Thursday, August 28, 2008


I've had big doubts about Barack Obama's decision to do the big stadium speech for a while now, and today there's a Politico story quoting a couple of Democrats expressing similar doubts. I'll be honest -- after the Berlin speech, I don't see how it helps him to go big, and I see how it can really hurt him. I would have liked him to change his mind. But at this point I just don't know how it will go over.

(Two differences between Berlin and Denver, though, both of which work in Obama's favor: Denver is in America, and much of America will actually hear the Denver speech rather than just seeing clips of the spectacle.)

But in any case, the McCain campaign is squandering a chance to focus on shooting spitballs at Obama for hubris by announcing the VP choice tomorrow. Yeah, the campaign can do both at once, but that weakens both the anti-Obama and pro-running-mate messages. (Look at how the "houses" message got lost for the Democrats when Biden's pick was announced.)

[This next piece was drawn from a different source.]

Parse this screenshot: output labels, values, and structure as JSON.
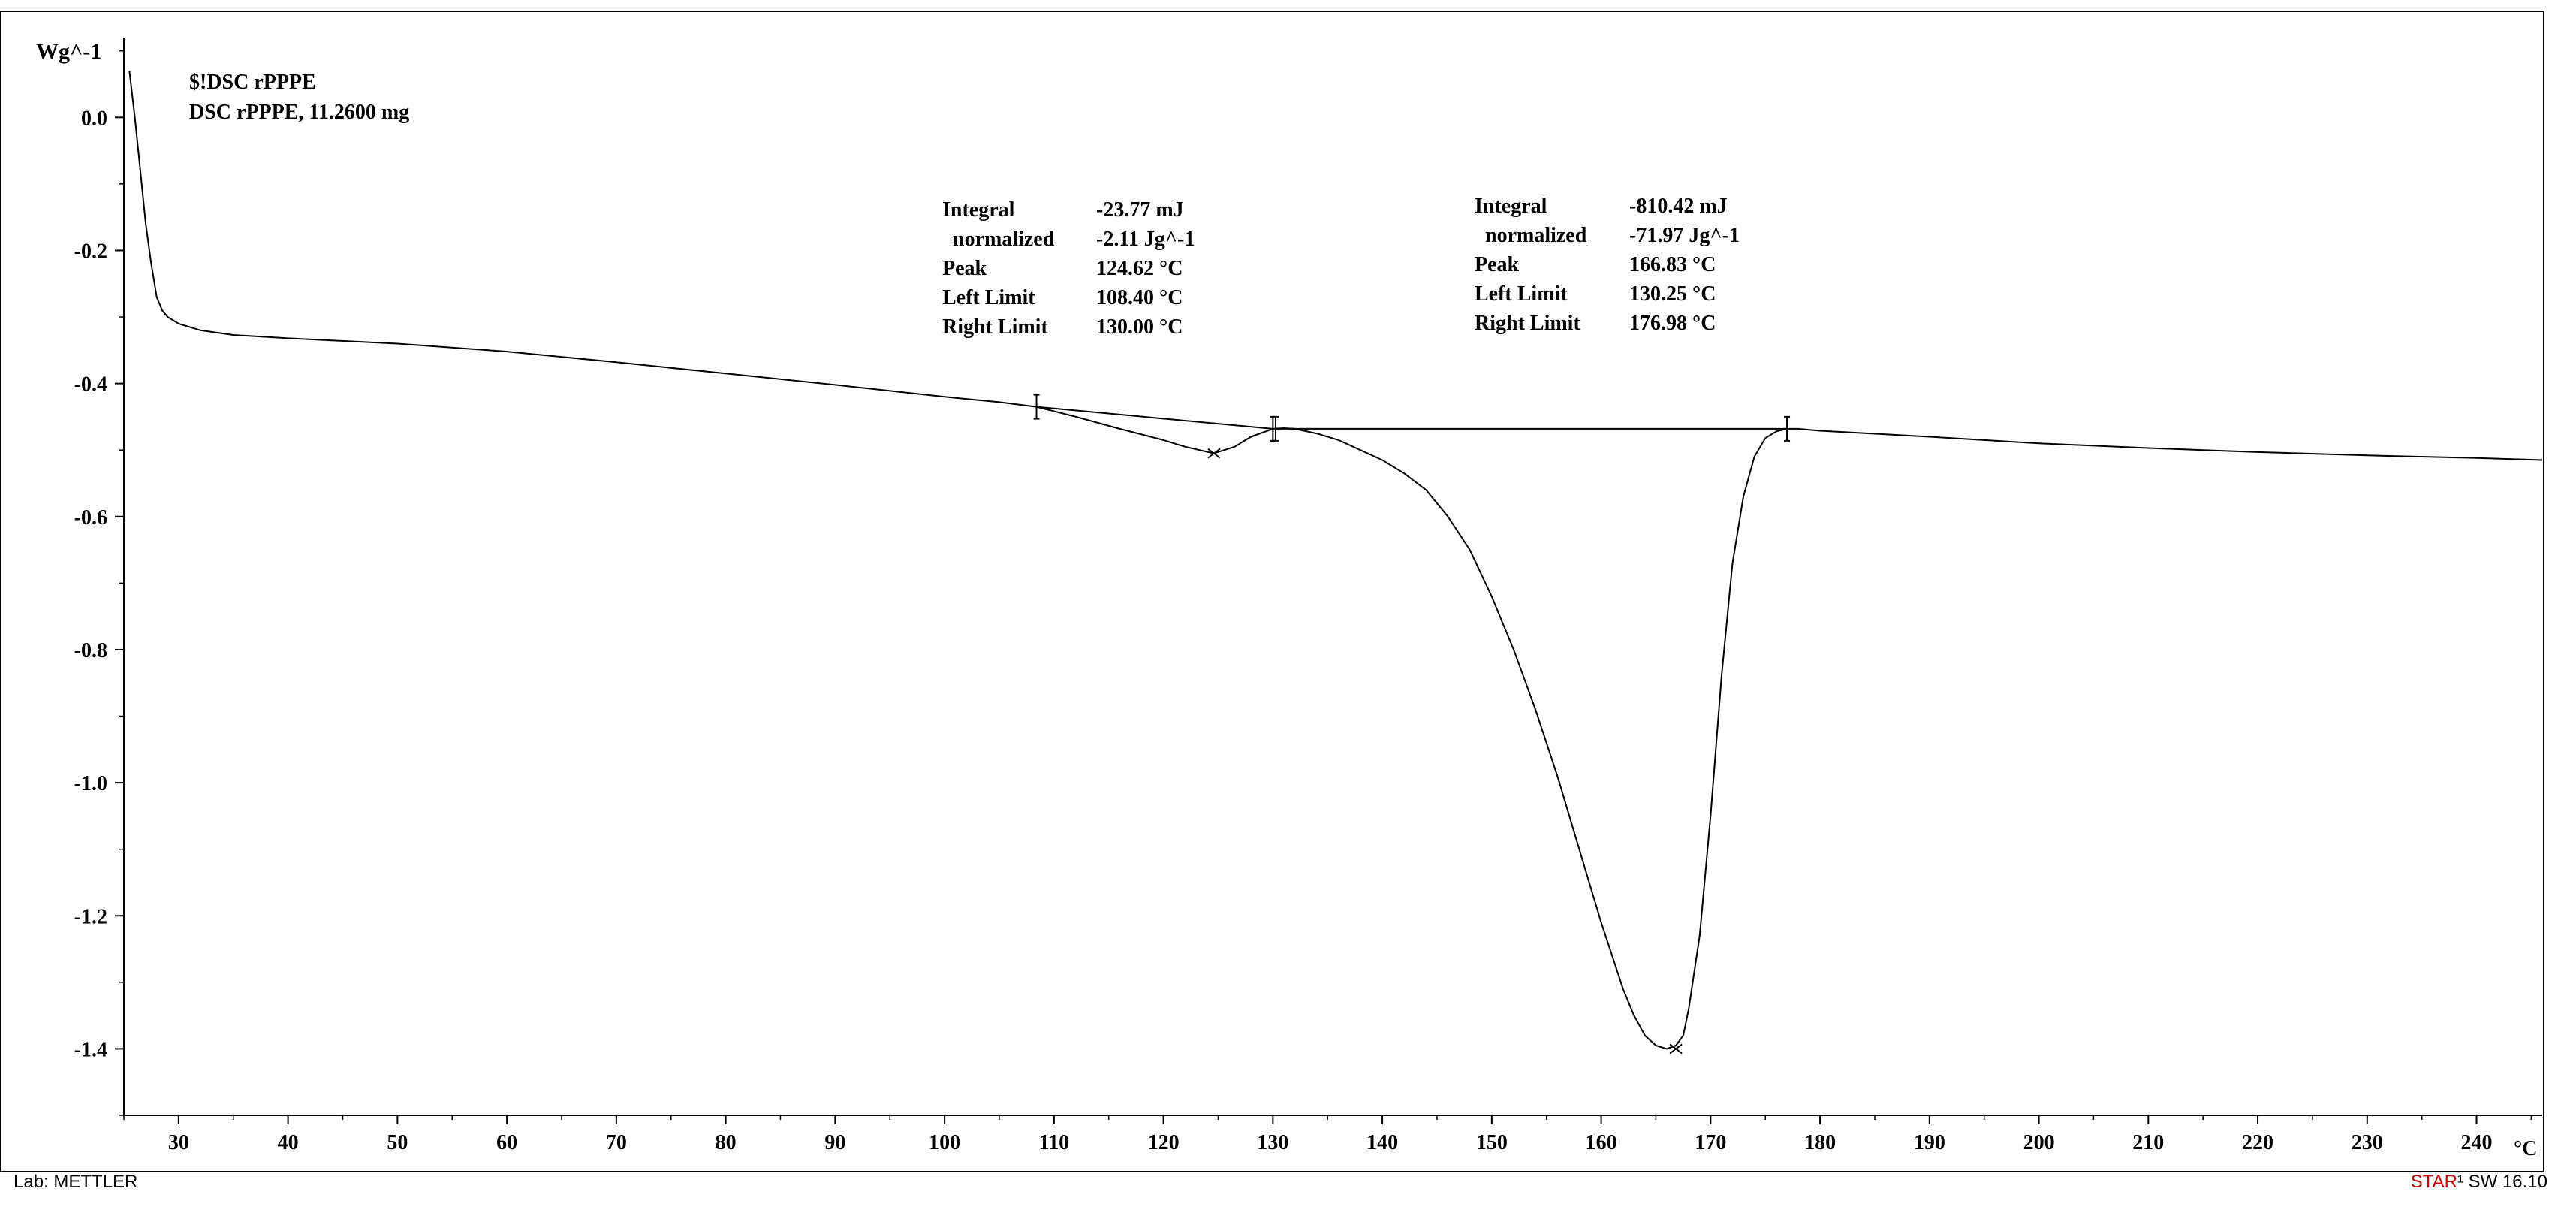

And hey, if the Obama speech looks hubristic, then maybe we want the Republicans to hijack the news cycle.

I'm inclined to believe rumors that say Mitt Romney is the pick. And if that's the case, I'm rather pleased.

We know the Obama campaign is ready:

Should John McCain tap Mitt Romney to be his running mate, Democrats already have what they believe to be a potent line of attack.

They'll say that the Republican ticket has a dozen homes between them, a symbolic indicator of McCain's and Romney's combined wealth, which Barack Obama's campaign will try to exploit to further in its message that the GOP is out of touch with the struggles of average Americans.

Combined, the 12 properties owned by the McCains and Romney tally up at approximately $35 million....

Yup -- the "houses" attack gets a fresh start, and the total goes to double digits. As David Plouffe, Obama's campaign manager, says,

"They're doubling down on out-of-touch."

But there's more. Let me take you back to something Tom Schaller wrote last summer:

...Does the GOP really want to nominate Romney? ... GOPers should take a gander at head-to-head match-ups between the three "tier 1" Republican and Democratic nominees. If you look at the six match-ups on that involve either John McCain or Rudy Giuliani -- who, respectively, were the first and then second GOP frontrunners, at least until recently -- the Arizona senator and former NYC mayor run more or less even with [Clinton, Obama, and Edwards]. Ah, but notice that when Romney is paired with either Hillary Clinton, Barack Obama, or John Edwards, his numbers are much worse; for the moment, Democratic landslide worse. Maybe it's an issue of lack of name identification, but if that were true, wouldn't that mean Fred Thompson ought to be trailing by similar lengths?...

Some of that (and some of Romney's struggle in the primaries) was the result of evangelical mistrust of Mormons, but the rest -- if my hunch is right -- is something the political pros simply haven't grasped: that people just don't like Mitt Romney. Have you seen his polling numbers from the winter, when he was in the thick of the race?

* USA Today/Gallup Poll. Feb. 8-10, 2008: Favorable 34%, Unfavorable 46%
* ABC News/Washington Post Poll. Jan. 9-12, 2008: Favorable 34%, Unfavorable 46%
* CNN/Opinion Research Corporation Poll. Jan. 9-10, 2008: Favorable 31%, Unfavorable 39%

Romney exudes slickness and phoniness. He's a used-car salseman. Want to run with him, John? Be my guest.